Pensées de coureur

Bruno a récemment posté un lien sur IRC relatif aux pensées des coureurs dans lequel je ne me retrouve pas du tout. J’ai donc essayé de me prêter au jeu de faire une liste sous le même format reflétant mes réflexions cadencées :

  1. je pars dans quelle direction aujourd’hui ?
  2. tiens ce chemin a l’air cool, je le prends ? oui, non, peut-être, allez oui
  3. j’essaye de forcer ou pas ? pourquoi faire ? et ta VMA !
  4. la lumière est sublime, pourquoi je n’ai pas pris un appareil photo ?
  5. je suis en forme pour partir loin, pourquoi je n’ai pas pris de l’eau et un gel ?
  6. qu’il est bon de partir sans rien et de profiter de ce moment
  7. zut, j’ai dérangé une buse et elle s’est stupidement reposée sur mon passage
  8. pourquoi je m’obstine à courir dans cette montée ?
  9. est-ce que j’échange plus d’un « bonjour » avec la prochaine personne que je double ?
  10. maudits soient les possesseurs de mini-motos.
  11. ce ragondin m’a foutu la trouille en se jetant à l’eau sous mes pieds…
  12. par quel côté j’aborde ce chien qui court vers moi en aboyant ?
  13. pfiou, j’ai eu chaud.
  14. vivement le retour pour avoir le vent dans le dos
  15. si je croise une personne en difficulté, est-ce que je serai toujours en mesure de l’aider avec mon état de fatigue ?
  16. tiens le chant du crapaud m’indique qu’il est tard, j’aurais dû prendre une frontale
  17. ouch, ces petits cailloux font super mal, je passe dans l’herbe, argh c’est pire…
  18. qu’est-ce que je vais bien pouvoir manger en rentrant ?
  19. vérifie ta cadence, tu cours de plus en plus mal avec la fatigue
  20. j’étais en forme aujourd’hui, presque assez pour suivre Kilian au lendemain d’un UTMB !

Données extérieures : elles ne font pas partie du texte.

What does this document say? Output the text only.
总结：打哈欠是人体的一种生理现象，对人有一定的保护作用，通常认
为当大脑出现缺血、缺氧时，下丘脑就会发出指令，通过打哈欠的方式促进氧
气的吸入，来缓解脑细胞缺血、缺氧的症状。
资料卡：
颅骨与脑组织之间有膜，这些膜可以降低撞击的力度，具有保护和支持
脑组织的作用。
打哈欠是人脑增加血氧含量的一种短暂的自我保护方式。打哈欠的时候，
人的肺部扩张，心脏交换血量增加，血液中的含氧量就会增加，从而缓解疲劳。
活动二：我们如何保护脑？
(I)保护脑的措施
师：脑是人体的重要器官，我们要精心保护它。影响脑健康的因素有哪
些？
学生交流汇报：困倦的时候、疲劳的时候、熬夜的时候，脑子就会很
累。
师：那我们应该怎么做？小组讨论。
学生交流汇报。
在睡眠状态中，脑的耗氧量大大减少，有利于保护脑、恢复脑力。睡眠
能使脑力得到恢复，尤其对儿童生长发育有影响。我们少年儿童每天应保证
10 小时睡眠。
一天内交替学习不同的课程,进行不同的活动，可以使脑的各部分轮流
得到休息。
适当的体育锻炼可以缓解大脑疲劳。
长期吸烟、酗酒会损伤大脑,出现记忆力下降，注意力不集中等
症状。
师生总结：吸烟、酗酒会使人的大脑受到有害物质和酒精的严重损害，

J’ai gardé les réflexions qui reviennent régulièrement et qui ne sont pas trop personnelles. Et vous ça ressemble à quoi vos entrainements ? :-).

Discussion suite à l’article :

Il est assez courant de lire ce types de pensées plutôt masochistes du lien partagé par Bruno, où la course se résume à une punition, une souffrance infligée à son corps, une compensation. Matthew Inman avait écrit et dessiné sur les raisons qui le poussent à courir et il avoue clairement être dans la compensation. La course lui permet de justifier un mode alimentaire hypocalorique et une vie numérique sédentaire. Elle l’aide à déculpabiliser et à atteindre un autre niveau de conscience, de se sentir libre.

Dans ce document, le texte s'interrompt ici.